Special Topics in Software Engineering: Dependable Software

ECE 1724, Winter 2006
University of Toronto


Course home page


Project Suggestions

  1. Recovery via Restarting Applications

    The "Microreboot" paper described a method by which parts of an application are rebooted to allow recovery of the application. This approach gets rid of faulty state in the application. In this project, you will choose either a music-downloading or peer-to-peer application (e.g., bittorrent) or an instant messaging application (e.g., gaim) and implement a recovery via "reboot" method for this application. You need to make sure that the persistant data (e.g, the music repository or the instant messages received) in the application is not lost. How fine is your reboot granularity? Can you tune it? How often is reboot possible? What types of faults or bugs can the reboot handle? How does the reboot affect user perception?

  2. Application-Level Undo and Recovery

    The "Undo for Operators" paper implemented an undoable email service. In general, their application-level undo and recovery service requires applications whose operations have well-defined semantics and can be serialized. Another example that satisfies this criteria is a calendar service. Can you think of other such applications? Choose a calendar service or any one such application and implement an undoable service for that application. Describe the properties of this undoable application. How does application-specific recovery improve on generic recovery as described in the "Exploring Failure Transparency" paper?

  3. Analysis of Failures in Real Applications

    In this project you will study the bug reports of some open-source applications and determine the types of bugs that are reported for these applications. Your analysis should be as complete as possible. You can use the "Wither Generic Recovery" paper to guide your analysis. How does your analysis compare with the analysis of the paper. Next, similar to the "Rx" paper in the reading list, analyze these bugs in terms of the recovery methods you would use to survive these failures. Implement one of these recovery mechanisms. For your study, choose a diverse set of applications where some are known to be relatively stable and others are buggy.

  4. Misconfiguration Detection

    The "PeerPressure" paper automatically detected misconfiguration in the Windows registry by comparing the registry entries across multiple machines. This comparison was done using a simple heuristic that determined whether a registry entry was very similar or dissimilar across machines. In this project you will implement a different heuristic that uses an AI technique (e.g., clustering) to determine misconfiguration. Compare this approach with the original PeerPressure approach.

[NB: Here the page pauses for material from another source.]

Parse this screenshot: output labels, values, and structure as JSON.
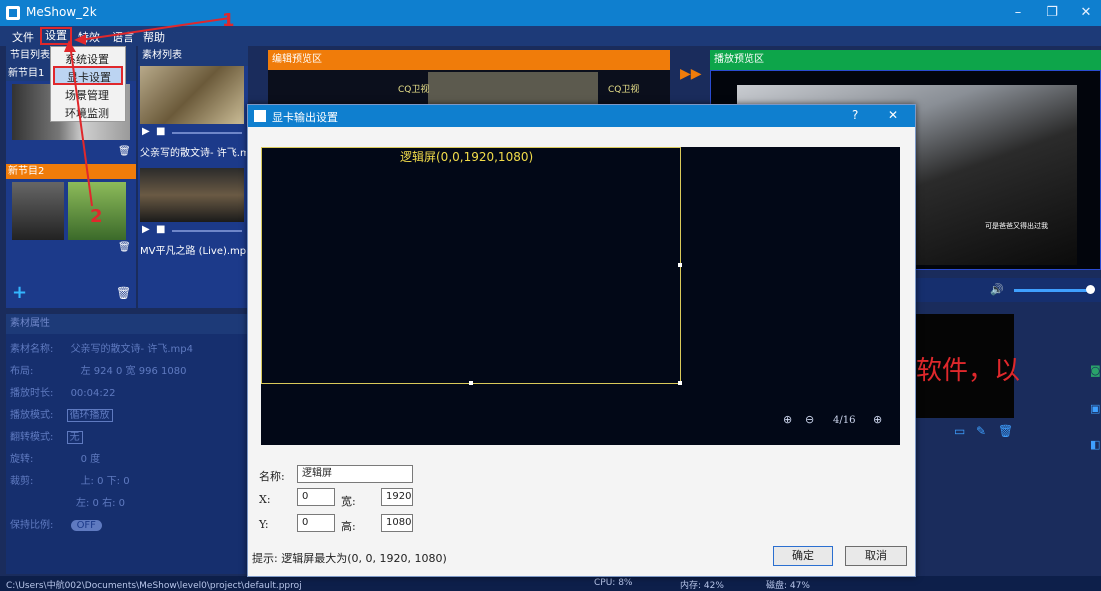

You can use any registry-like application.

  5. Using Source-Code Control for One-Way Isolation

    One-way isolation is a method for realizing a safe execution environment. One-way isolation separates the file-system operations of a process or a group of processes and allows either aborting or atomically commiting these file-system operations to the file system at some point in the future. This approach allows testing a program in isolation. See the "One-Way Isolation" paper in the reading list. In this project, you will implement a safe execution environment using a source code control system (e.g., svn). How does your environment compare with the one-way isolation method, i.e., what are the pros and cons of your approach? How would you use your environment for testing system configuration? What other applications can you implement using your environment? If time permits, implment one such application.

  6. Taint Analysis for Intrusion Detection

    Several intrusion response papers in the reading list (e.g, "Dynamic Taint Analysis", "Fast and Automated Generation", "Vigilante") use a taint analysis method for detecting intrusions. This method essentially determines whether data in a network packet or data that depends on a network packet is ever executed. The dependence is established at the machine instruction level. You have two choices. Either you can get an available taint analysis tool and evaluate its effectiveness. Otherwise, think of the easiest way to implement a rudimentary taint analysis tool. Implement this tool and evaluate its performance.